This, then, is the crux of Health Grades' argument. The purpose for which Health Grades added comparison ratings to its independent claims, the argument goes, was simply to distinguish its product from Henley's, which did not have comparison ratings. The location of the comparison ratings did not matter--the reason for adding them was to distinguish its product from a product that did not have comparison ratings at all. Thus, whether the ratings are inside the report or not bears only a tangential relationship to the reason for the amendment.

To say that " location" is tangential depends on what is meant by " location" in the context of a report. The Court would agree that location in the sense of " where within a report" is likely tangential. Thus, I would readily conclude that the location of comparison ratings in the body of a report as opposed to the introduction (or a footnote or an executive summary) was a " location" which was tangential to the purpose of the narrowing amendments. But that is not what Health Grades means by location; nor does this example capture the nature of the dispute between Health Grades and MDx.
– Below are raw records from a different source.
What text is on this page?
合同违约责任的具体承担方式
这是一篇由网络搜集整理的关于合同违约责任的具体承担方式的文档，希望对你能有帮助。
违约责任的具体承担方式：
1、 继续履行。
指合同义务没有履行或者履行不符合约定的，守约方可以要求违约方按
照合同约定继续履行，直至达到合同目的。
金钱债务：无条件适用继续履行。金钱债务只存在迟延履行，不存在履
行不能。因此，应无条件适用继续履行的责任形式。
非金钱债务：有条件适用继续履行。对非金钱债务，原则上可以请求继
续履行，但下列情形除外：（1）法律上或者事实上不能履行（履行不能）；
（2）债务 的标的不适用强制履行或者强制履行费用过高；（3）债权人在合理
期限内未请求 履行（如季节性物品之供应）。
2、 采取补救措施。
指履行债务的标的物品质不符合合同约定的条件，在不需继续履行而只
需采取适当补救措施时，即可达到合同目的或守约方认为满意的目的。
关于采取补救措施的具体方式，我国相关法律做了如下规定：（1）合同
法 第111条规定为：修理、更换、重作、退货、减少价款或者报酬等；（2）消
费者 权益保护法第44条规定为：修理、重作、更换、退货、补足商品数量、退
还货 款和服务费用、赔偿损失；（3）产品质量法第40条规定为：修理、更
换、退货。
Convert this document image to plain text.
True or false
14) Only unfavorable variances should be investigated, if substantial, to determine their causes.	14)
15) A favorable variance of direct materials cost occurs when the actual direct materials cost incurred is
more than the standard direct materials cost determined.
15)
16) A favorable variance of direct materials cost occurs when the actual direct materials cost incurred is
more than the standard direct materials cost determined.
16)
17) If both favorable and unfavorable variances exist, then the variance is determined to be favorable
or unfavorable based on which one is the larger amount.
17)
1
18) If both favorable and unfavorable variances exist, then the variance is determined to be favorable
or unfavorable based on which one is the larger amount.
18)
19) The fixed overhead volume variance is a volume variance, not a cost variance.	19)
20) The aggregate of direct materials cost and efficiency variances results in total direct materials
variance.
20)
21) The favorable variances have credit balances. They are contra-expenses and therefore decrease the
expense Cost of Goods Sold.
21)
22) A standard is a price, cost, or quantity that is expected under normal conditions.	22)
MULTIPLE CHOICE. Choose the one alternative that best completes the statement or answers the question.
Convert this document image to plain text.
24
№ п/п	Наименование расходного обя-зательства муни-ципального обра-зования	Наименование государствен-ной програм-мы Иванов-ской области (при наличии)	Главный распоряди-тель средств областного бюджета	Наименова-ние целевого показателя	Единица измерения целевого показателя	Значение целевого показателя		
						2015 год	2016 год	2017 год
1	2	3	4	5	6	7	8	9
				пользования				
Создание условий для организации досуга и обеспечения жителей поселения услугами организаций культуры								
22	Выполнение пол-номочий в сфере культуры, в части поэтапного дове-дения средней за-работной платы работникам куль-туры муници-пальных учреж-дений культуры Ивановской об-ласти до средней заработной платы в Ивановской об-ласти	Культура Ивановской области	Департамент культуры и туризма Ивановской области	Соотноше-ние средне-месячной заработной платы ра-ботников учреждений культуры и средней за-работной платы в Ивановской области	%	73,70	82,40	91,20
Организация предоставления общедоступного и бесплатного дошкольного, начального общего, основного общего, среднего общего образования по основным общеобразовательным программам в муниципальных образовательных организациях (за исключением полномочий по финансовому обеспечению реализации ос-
MDx argues that its website contains doctor reports or profiles which do not contain within them comparison ratings. Health Grades argues that the use of those reports coupled with comparison ratings outside the report which are accessible via hyperlink, browser navigation controls, search results or other means are actionable as equivalents to a healthcare provider report which " includes comparison ratings of healthcare providers" as called for by the '060 Patent. Thus, Health Grades uses the term " location" as shorthand for any requirement that the healthcare provider report have within it the comparison ratings. In other words, Health Grades uses the term " location" in an extremely broad sense encompassing whether a feature is " in" the report or " outside" the report. And it argues that whether the comparison ratings were in the healthcare provider report or outside of it was tangential to the purposes of its narrowing amendments.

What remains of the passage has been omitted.